A COMPARATIVE STUDY OF ORTHOPEDIC SURGEONS AND AI MODELS IN THE CLINICAL EVALUATION OF SPINAL SURGERY


Demir M. T., KÜLTÜR Y.

Journal of Turkish Spinal Surgery, cilt.36, sa.3, ss.125-129, 2025 (Scopus, TRDizin) identifier

  • Yayın Türü: Makale / Tam Makale
  • Cilt numarası: 36 Sayı: 3
  • Basım Tarihi: 2025
  • Doi Numarası: 10.4274/jtss.galenos.2025.62207
  • Dergi Adı: Journal of Turkish Spinal Surgery
  • Derginin Tarandığı İndeksler: Scopus, TR DİZİN (ULAKBİM)
  • Sayfa Sayıları: ss.125-129
  • Anahtar Kelimeler: Artificial intelligence, large language model, spinal surgery
  • İstanbul Yeni Yüzyıl Üniversitesi Adresli: Hayır

Özet

Objective: Spinal surgery (SS) is an area characterized by high intra-operative challenges and higher complication rates compared to several other surgical specialties.
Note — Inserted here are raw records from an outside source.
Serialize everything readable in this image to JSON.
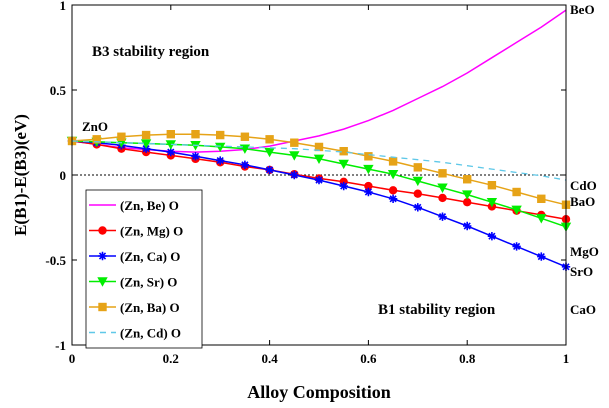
{
  "chart_data": {
    "type": "line",
    "xlabel": "Alloy Composition",
    "ylabel": "E(B1)-E(B3)(eV)",
    "xlim": [
      0,
      1
    ],
    "ylim": [
      -1,
      1
    ],
    "x_ticks": [
      0,
      0.2,
      0.4,
      0.6,
      0.8,
      1
    ],
    "x_tick_labels": [
      "0",
      "0.2",
      "0.4",
      "0.6",
      "0.8",
      "1"
    ],
    "y_ticks": [
      -1,
      -0.5,
      0,
      0.5,
      1
    ],
    "y_tick_labels": [
      "-1",
      "-0.5",
      "0",
      "0.5",
      "1"
    ],
    "grid": false,
    "reference_line": 0,
    "legend_position": "lower-left",
    "annotations": [
      {
        "text": "B3 stability region",
        "x": 0.04,
        "y": 0.72
      },
      {
        "text": "B1 stability region",
        "x": 0.62,
        "y": -0.75
      },
      {
        "text": "ZnO",
        "x": 0.06,
        "y": 0.25
      }
    ],
    "series": [
      {
        "name": "(Zn, Be) O",
        "end_label": "BeO",
        "color": "#ff00ff",
        "marker": "none",
        "dash": "solid",
        "x": [
          0,
          0.05,
          0.1,
          0.15,
          0.2,
          0.25,
          0.3,
          0.35,
          0.4,
          0.45,
          0.5,
          0.55,
          0.6,
          0.65,
          0.7,
          0.75,
          0.8,
          0.85,
          0.9,
          0.95,
          1
        ],
        "values": [
          0.2,
          0.18,
          0.16,
          0.15,
          0.14,
          0.135,
          0.14,
          0.15,
          0.17,
          0.2,
          0.23,
          0.27,
          0.32,
          0.38,
          0.45,
          0.52,
          0.6,
          0.69,
          0.78,
          0.87,
          0.97
        ]
      },
      {
        "name": "(Zn, Mg) O",
        "end_label": "MgO",
        "color": "#ff0000",
        "marker": "circle",
        "dash": "solid",
        "x": [
          0,
          0.05,
          0.1,
          0.15,
          0.2,
          0.25,
          0.3,
          0.35,
          0.4,
          0.45,
          0.5,
          0.55,
          0.6,
          0.65,
          0.7,
          0.75,
          0.8,
          0.85,
          0.9,
          0.95,
          1
        ],
        "values": [
          0.2,
          0.18,
          0.155,
          0.135,
          0.115,
          0.095,
          0.075,
          0.05,
          0.03,
          0.005,
          -0.02,
          -0.04,
          -0.065,
          -0.09,
          -0.11,
          -0.135,
          -0.16,
          -0.185,
          -0.21,
          -0.235,
          -0.26
        ]
      },
      {
        "name": "(Zn, Ca) O",
        "end_label": "CaO",
        "color": "#0000ff",
        "marker": "star",
        "dash": "solid",
        "x": [
          0,
          0.05,
          0.1,
          0.15,
          0.2,
          0.25,
          0.3,
          0.35,
          0.4,
          0.45,
          0.5,
          0.55,
          0.6,
          0.65,
          0.7,
          0.75,
          0.8,
          0.85,
          0.9,
          0.95,
          1
        ],
        "values": [
          0.2,
          0.19,
          0.175,
          0.155,
          0.135,
          0.11,
          0.085,
          0.06,
          0.03,
          0.0,
          -0.03,
          -0.065,
          -0.1,
          -0.14,
          -0.19,
          -0.245,
          -0.3,
          -0.36,
          -0.42,
          -0.48,
          -0.54
        ]
      },
      {
        "name": "(Zn, Sr) O",
        "end_label": "SrO",
        "color": "#00ee00",
        "marker": "triangle-down",
        "dash": "solid",
        "x": [
          0,
          0.05,
          0.1,
          0.15,
          0.2,
          0.25,
          0.3,
          0.35,
          0.4,
          0.45,
          0.5,
          0.55,
          0.6,
          0.65,
          0.7,
          0.75,
          0.8,
          0.85,
          0.9,
          0.95,
          1
        ],
        "values": [
          0.2,
          0.195,
          0.19,
          0.185,
          0.18,
          0.175,
          0.165,
          0.155,
          0.135,
          0.115,
          0.095,
          0.065,
          0.035,
          0.005,
          -0.035,
          -0.075,
          -0.115,
          -0.16,
          -0.205,
          -0.255,
          -0.305
        ]
      },
      {
        "name": "(Zn, Ba) O",
        "end_label": "BaO",
        "color": "#e6a317",
        "marker": "square",
        "dash": "solid",
        "x": [
          0,
          0.05,
          0.1,
          0.15,
          0.2,
          0.25,
          0.3,
          0.35,
          0.4,
          0.45,
          0.5,
          0.55,
          0.6,
          0.65,
          0.7,
          0.75,
          0.8,
          0.85,
          0.9,
          0.95,
          1
        ],
        "values": [
          0.2,
          0.21,
          0.225,
          0.235,
          0.24,
          0.24,
          0.235,
          0.225,
          0.21,
          0.19,
          0.165,
          0.14,
          0.11,
          0.08,
          0.045,
          0.01,
          -0.025,
          -0.06,
          -0.1,
          -0.14,
          -0.175
        ]
      },
      {
        "name": "(Zn, Cd) O",
        "end_label": "CdO",
        "color": "#5fc8e8",
        "marker": "none",
        "dash": "dashed",
        "x": [
          0,
          0.05,
          0.1,
          0.15,
          0.2,
          0.25,
          0.3,
          0.35,
          0.4,
          0.45,
          0.5,
          0.55,
          0.6,
          0.65,
          0.7,
          0.75,
          0.8,
          0.85,
          0.9,
          0.95,
          1
        ],
        "values": [
          0.2,
          0.195,
          0.19,
          0.185,
          0.18,
          0.175,
          0.17,
          0.165,
          0.16,
          0.155,
          0.145,
          0.135,
          0.12,
          0.105,
          0.09,
          0.075,
          0.055,
          0.035,
          0.015,
          -0.005,
          -0.03
        ]
      }
    ]
  }
}
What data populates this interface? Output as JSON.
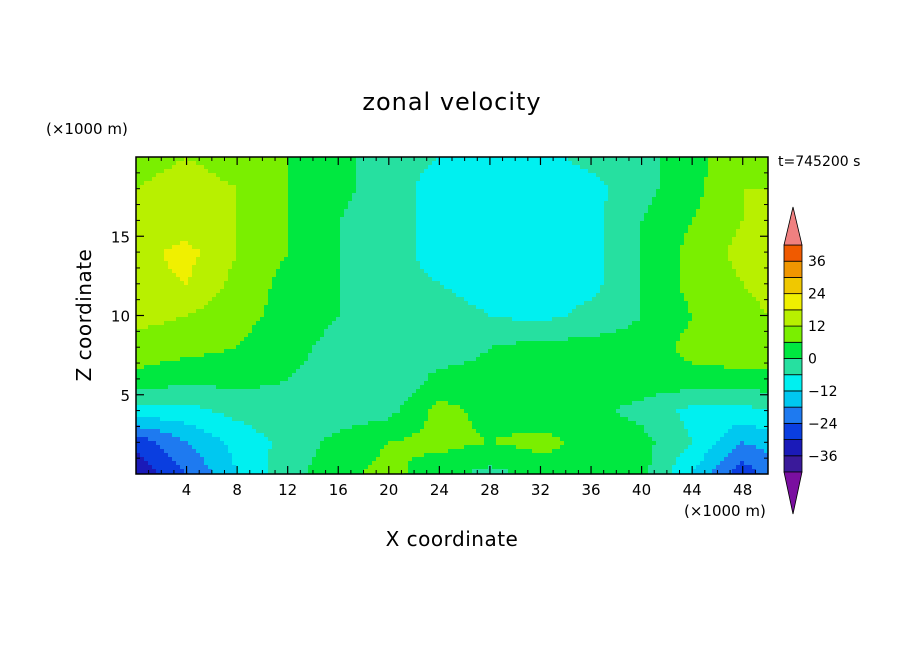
{
  "chart_data": {
    "type": "heatmap",
    "title": "zonal velocity",
    "xlabel": "X coordinate",
    "ylabel": "Z coordinate",
    "x_unit": "(×1000 m)",
    "y_unit": "(×1000 m)",
    "time_label": "t=745200 s",
    "xlim": [
      0,
      50
    ],
    "ylim": [
      0,
      20
    ],
    "x_ticks": [
      4,
      8,
      12,
      16,
      20,
      24,
      28,
      32,
      36,
      40,
      44,
      48
    ],
    "y_ticks": [
      5,
      10,
      15
    ],
    "colorbar": {
      "min": -42,
      "max": 42,
      "step": 6,
      "tick_labels": [
        "36",
        "24",
        "12",
        "0",
        "-12",
        "-24",
        "-36"
      ],
      "tick_values": [
        36,
        24,
        12,
        0,
        -12,
        -24,
        -36
      ],
      "extend": "both",
      "colors": [
        "#7a0fa0",
        "#3a1a9a",
        "#1a1ab8",
        "#0a3ee0",
        "#1e7af0",
        "#00c8f0",
        "#00f0f0",
        "#26e0a0",
        "#00e840",
        "#7aef00",
        "#b8f000",
        "#f0f000",
        "#f0c800",
        "#f09600",
        "#f05a00",
        "#f01e10",
        "#f08080"
      ]
    },
    "x_grid": [
      0,
      4,
      8,
      12,
      16,
      20,
      24,
      28,
      32,
      36,
      40,
      44,
      48,
      50
    ],
    "z_grid": [
      0,
      2,
      4,
      6,
      8,
      10,
      12,
      14,
      16,
      18,
      20
    ],
    "values": [
      [
        -35,
        -24,
        -12,
        -2,
        4,
        8,
        2,
        -2,
        2,
        6,
        2,
        -12,
        -28,
        -22
      ],
      [
        -28,
        -18,
        -10,
        -4,
        2,
        6,
        8,
        6,
        8,
        4,
        2,
        -6,
        -18,
        -16
      ],
      [
        -8,
        -8,
        -4,
        -2,
        -4,
        -2,
        8,
        4,
        2,
        2,
        -2,
        -8,
        -8,
        -6
      ],
      [
        4,
        2,
        2,
        0,
        -2,
        -6,
        2,
        2,
        2,
        2,
        4,
        4,
        4,
        4
      ],
      [
        10,
        8,
        6,
        2,
        -2,
        -2,
        -4,
        0,
        2,
        2,
        2,
        8,
        10,
        10
      ],
      [
        14,
        12,
        8,
        4,
        0,
        -4,
        -4,
        -6,
        -8,
        -4,
        0,
        6,
        10,
        12
      ],
      [
        16,
        18,
        10,
        4,
        0,
        -4,
        -6,
        -8,
        -10,
        -8,
        0,
        8,
        12,
        14
      ],
      [
        16,
        20,
        12,
        6,
        0,
        -4,
        -8,
        -10,
        -10,
        -8,
        0,
        8,
        14,
        14
      ],
      [
        14,
        14,
        12,
        6,
        0,
        -4,
        -8,
        -12,
        -12,
        -8,
        0,
        6,
        12,
        12
      ],
      [
        12,
        14,
        12,
        6,
        2,
        -4,
        -8,
        -10,
        -10,
        -8,
        -2,
        4,
        12,
        12
      ],
      [
        10,
        12,
        10,
        6,
        2,
        -4,
        -6,
        -6,
        -8,
        -4,
        -2,
        4,
        10,
        12
      ]
    ]
  }
}
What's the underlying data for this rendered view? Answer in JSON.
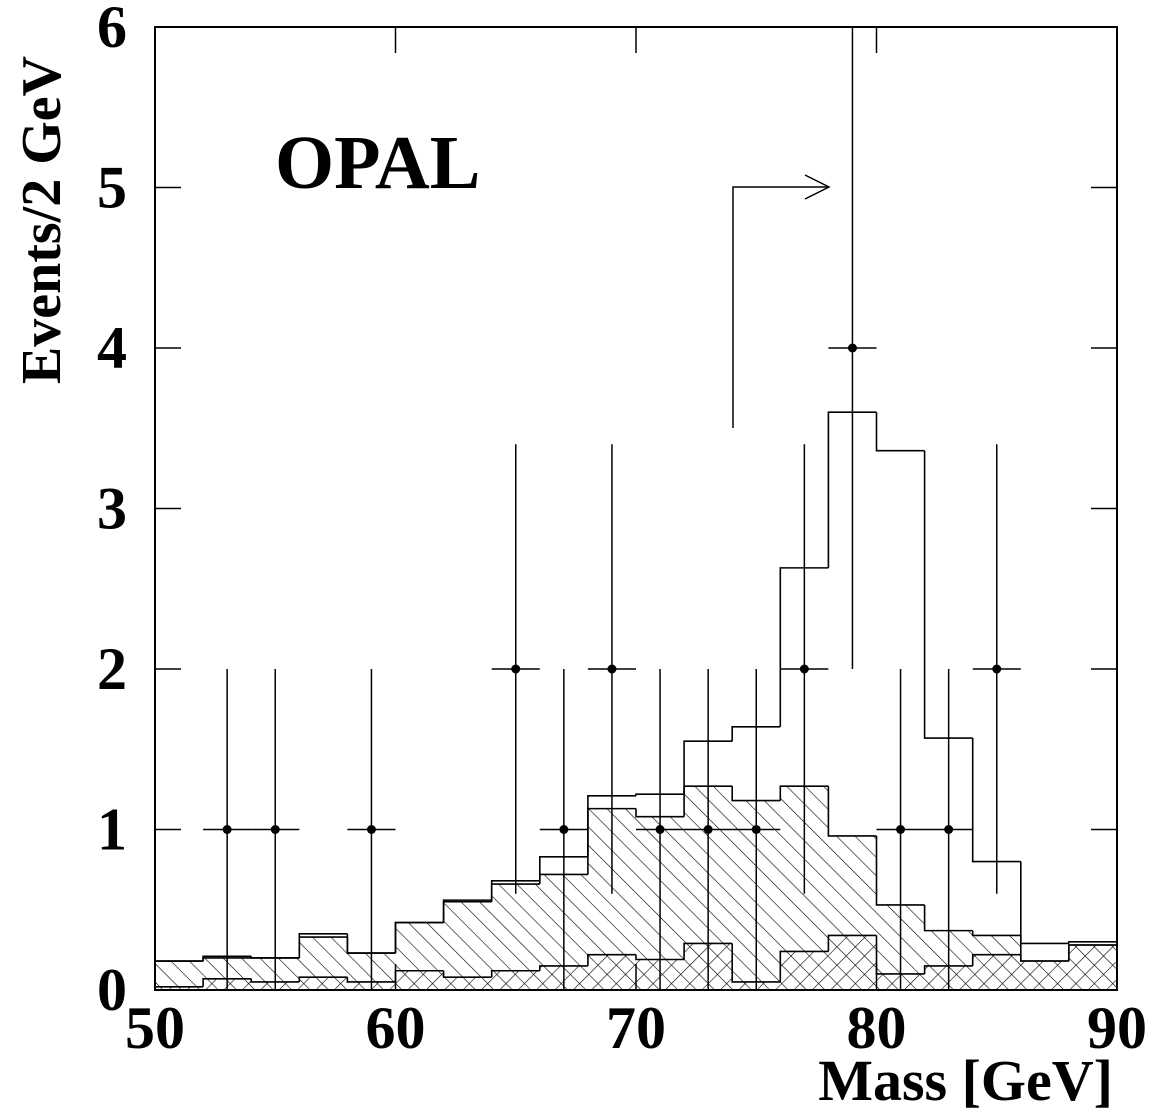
{
  "chart_data": {
    "type": "histogram",
    "annotation": "OPAL",
    "xlabel": "Mass [GeV]",
    "ylabel": "Events/2 GeV",
    "bins": [
      50,
      52,
      54,
      56,
      58,
      60,
      62,
      64,
      66,
      68,
      70,
      72,
      74,
      76,
      78,
      80,
      82,
      84,
      86,
      88,
      90
    ],
    "series": [
      {
        "values": [
          0.18,
          0.21,
          0.2,
          0.35,
          0.23,
          0.42,
          0.56,
          0.68,
          0.83,
          1.21,
          1.22,
          1.55,
          1.64,
          2.63,
          3.6,
          3.36,
          1.57,
          0.8,
          0.29,
          0.3
        ],
        "color": "#000000",
        "fill": "none"
      },
      {
        "values": [
          0.18,
          0.2,
          0.2,
          0.33,
          0.23,
          0.42,
          0.55,
          0.66,
          0.72,
          1.13,
          1.08,
          1.27,
          1.18,
          1.27,
          0.96,
          0.53,
          0.37,
          0.34,
          0.18,
          0.28
        ],
        "color": "#000000",
        "fill": "hatch"
      },
      {
        "values": [
          0.02,
          0.07,
          0.05,
          0.08,
          0.05,
          0.12,
          0.08,
          0.12,
          0.15,
          0.22,
          0.19,
          0.29,
          0.05,
          0.24,
          0.34,
          0.1,
          0.15,
          0.22,
          0.18,
          0.28
        ],
        "color": "#000000",
        "fill": "crosshatch"
      }
    ],
    "points": {
      "x": [
        53,
        55,
        59,
        65,
        67,
        69,
        71,
        73,
        75,
        77,
        79,
        81,
        83,
        85
      ],
      "values": [
        1,
        1,
        1,
        2,
        1,
        2,
        1,
        1,
        1,
        2,
        4,
        1,
        1,
        2
      ],
      "xerr": 1,
      "yerr_low": [
        1,
        1,
        1,
        1.4,
        1,
        1.4,
        1,
        1,
        1,
        1.4,
        2,
        1,
        1,
        1.4
      ],
      "yerr_high": [
        1,
        1,
        1,
        1.4,
        1,
        1.4,
        1,
        1,
        1,
        1.4,
        2.2,
        1,
        1,
        1.4
      ]
    },
    "xlim": [
      50,
      90
    ],
    "xticks": [
      50,
      60,
      70,
      80,
      90
    ],
    "ylim": [
      0,
      6
    ],
    "yticks": [
      0,
      1,
      2,
      3,
      4,
      5,
      6
    ]
  }
}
The purpose of this study is to evaluate the effectiveness of artificial intelligence (AI) instruments-Chat Generative Pre-trained Transformer (ChatGPT)-4o, DeepSeek-V3, and Gemini Pro-in patient assessment and the clinical decision-making process compared with specialists of orthopedic surgery on a series of case-based and knowledge-based questions relevant to SS. Materials and Methods: By two experienced orthopedic surgeons, a set of 50 questions has been created, including 25 requiring clinical judgement through the use of a case presentation format and 25 to test theoretical understanding. The test was given to two groups: Group 1 included three AI software programs (ChatGPT-4.0, DeepSeek-V3, Gemini Pro) and Group 2 included ten experienced orthopedic surgeons. The answers given were scored independently by the two expert surgeons. Results: Group 2 performed significantly better than Group 1 in the case-based questions. There was a significant difference between the groups in one section (p=0.025), while there was no significant difference for the knowledge-based questions section (p=1.000). On the assessment of total correct responses, Group 2’s performance was significantly better (p=0.036). Conclusion: AI technologies have proved their utility for knowledge-based tasks but are dramatically inferior to clinicians for areas requiring clinical judgement and case analysis. Even if AI algorithms can become auxiliary tools, they should not take the clinician’s place as the decision-maker.